K XVIII, 1923 | ||
de Làszlò Moholy - Nagy | ||
Une page de Dr. Claude Wainstain, France
K XVIII,
1923
Il avait découvert la peinture à Odessa, en
1917, où il se remettait d'une grave blessure de guerre, et de sage
étudiant en droit issu d'une bonne famille juive, il s'était soudain
mué en artiste d'avant-garde, avec pour toile de fond l'exaltation des
journées révolutionnaires.

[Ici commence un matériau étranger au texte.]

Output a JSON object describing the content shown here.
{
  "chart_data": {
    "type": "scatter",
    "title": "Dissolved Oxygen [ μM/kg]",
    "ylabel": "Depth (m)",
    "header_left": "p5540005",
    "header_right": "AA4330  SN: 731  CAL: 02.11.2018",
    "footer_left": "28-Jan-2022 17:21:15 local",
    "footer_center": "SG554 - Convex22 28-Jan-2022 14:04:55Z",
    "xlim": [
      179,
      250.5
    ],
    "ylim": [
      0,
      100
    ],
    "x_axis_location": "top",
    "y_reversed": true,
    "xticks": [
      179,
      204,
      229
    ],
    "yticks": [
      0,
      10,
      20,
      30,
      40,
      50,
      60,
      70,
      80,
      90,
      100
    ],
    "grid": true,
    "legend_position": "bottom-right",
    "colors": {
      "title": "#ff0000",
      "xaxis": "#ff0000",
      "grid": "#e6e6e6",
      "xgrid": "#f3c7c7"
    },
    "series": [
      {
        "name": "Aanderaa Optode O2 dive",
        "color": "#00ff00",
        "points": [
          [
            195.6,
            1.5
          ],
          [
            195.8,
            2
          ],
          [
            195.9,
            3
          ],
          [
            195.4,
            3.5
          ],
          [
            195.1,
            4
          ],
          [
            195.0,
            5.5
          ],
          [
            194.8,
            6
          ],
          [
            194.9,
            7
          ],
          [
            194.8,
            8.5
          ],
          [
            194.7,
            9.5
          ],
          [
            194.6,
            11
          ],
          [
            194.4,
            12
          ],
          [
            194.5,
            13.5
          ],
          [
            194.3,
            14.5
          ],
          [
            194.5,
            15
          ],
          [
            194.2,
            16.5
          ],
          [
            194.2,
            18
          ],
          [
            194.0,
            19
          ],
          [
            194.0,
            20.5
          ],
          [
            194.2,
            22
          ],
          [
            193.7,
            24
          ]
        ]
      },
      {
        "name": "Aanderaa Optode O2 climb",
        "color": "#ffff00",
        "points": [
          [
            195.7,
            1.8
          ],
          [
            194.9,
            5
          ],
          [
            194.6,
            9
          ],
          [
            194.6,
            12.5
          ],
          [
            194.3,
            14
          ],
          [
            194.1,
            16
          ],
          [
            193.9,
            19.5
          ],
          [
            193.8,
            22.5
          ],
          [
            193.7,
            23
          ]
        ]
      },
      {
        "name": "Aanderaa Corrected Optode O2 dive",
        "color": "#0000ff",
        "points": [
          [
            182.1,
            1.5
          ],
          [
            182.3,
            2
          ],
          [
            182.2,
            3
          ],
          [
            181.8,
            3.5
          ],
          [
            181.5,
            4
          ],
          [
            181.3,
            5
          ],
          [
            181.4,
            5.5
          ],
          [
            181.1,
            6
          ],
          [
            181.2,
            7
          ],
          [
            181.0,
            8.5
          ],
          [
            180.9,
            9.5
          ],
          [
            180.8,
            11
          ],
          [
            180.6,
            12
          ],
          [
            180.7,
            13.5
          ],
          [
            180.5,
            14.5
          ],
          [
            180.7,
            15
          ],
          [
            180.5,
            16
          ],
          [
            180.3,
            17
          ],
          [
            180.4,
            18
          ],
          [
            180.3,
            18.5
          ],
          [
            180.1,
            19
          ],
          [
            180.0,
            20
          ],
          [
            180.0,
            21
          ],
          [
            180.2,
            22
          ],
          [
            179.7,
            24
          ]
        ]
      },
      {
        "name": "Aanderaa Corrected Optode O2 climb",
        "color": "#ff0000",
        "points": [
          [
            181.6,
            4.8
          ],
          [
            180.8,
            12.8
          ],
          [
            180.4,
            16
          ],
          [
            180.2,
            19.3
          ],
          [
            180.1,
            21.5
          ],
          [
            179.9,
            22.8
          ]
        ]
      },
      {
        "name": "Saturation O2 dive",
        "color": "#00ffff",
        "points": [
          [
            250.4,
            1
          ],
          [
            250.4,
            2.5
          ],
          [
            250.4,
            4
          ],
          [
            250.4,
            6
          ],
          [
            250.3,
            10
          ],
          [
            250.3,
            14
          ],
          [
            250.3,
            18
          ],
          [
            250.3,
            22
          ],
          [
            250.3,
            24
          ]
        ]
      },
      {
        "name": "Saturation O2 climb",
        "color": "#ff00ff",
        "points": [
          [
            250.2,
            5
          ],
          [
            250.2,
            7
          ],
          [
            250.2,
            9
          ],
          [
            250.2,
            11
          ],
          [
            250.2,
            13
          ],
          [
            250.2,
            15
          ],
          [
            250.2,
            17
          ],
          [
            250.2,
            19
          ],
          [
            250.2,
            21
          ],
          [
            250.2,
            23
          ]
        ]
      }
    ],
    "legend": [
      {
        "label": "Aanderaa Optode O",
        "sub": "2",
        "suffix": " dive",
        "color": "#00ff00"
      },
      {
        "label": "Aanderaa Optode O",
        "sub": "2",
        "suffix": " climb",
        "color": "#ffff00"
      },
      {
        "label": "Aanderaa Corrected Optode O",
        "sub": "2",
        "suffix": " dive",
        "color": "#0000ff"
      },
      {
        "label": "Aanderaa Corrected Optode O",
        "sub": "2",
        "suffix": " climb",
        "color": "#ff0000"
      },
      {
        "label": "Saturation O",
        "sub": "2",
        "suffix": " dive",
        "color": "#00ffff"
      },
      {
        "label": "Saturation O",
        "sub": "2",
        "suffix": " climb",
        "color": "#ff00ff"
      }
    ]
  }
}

Autodidacte aux multiples talents, sorte de
Mahler prolétarien à la tenue d'ouvrier et aux lunettes cerclées de fer,
Moholy-Nagy savait tout faire: constructions, collages, typographie,
conception artistique, "tout", ironisaient ses élèves, "sauf
parler allemand sans accent".
Il bricolait d'étranges échafaudages de
verre, de bois et de métal, traversés par des faisceaux lumineux
mobiles, et les intitulait "Modulateurs d'espace", comme celui
qui figure sur un timbre allemand émis le 8 février 1983. Il se
passionnait aussi pour la photographie expérimentale, inventait de
nouveaux caractères d'imprimerie, et déclamait, devant ses élèves
médusés : "La lumière, la lumière totale engendrera l'homme total
! ".
En 1934, Moholy-Nagy dut quitter
l'Allemagne et, après deux ans d'errance, il s'établit définitivement
à Chicago, où il dirigea le "New Bauhaus" puis
l'"Institute of Design". Lui que les nazis traitaient de "Judéo-bolchévik",
passait aux yeux des communistes pour un "dogmatique" "soumis
à l'économie capitaliste" . Il a donc fallu le dégel culturel de
ces dernières années pour qu'une des compositions, la "K-XVIII",
apparaisse sur ce timbre hongrois du 18 septembre 1995.
Peu de gens savent à quel point cet
artiste a influencé notre vie quotidienne, et que nous lui devons, avec
nos lampes de bureau flexibles et le design de nos cafetières chromées,
l'élégante typographie qui donne son côté chic à ce magazine.
"Moholy-Nagy", c'était aussi une boutique, galerie Vivienne, à
Paris, où, tout récemmentencore, le petit-fils du maître du Bauhaus
vendait de la belle chemise. "Enfin", auraient dit ses ancêtres,
"enfin un vrai métier pour un Juif ! ". Claude Wainstain.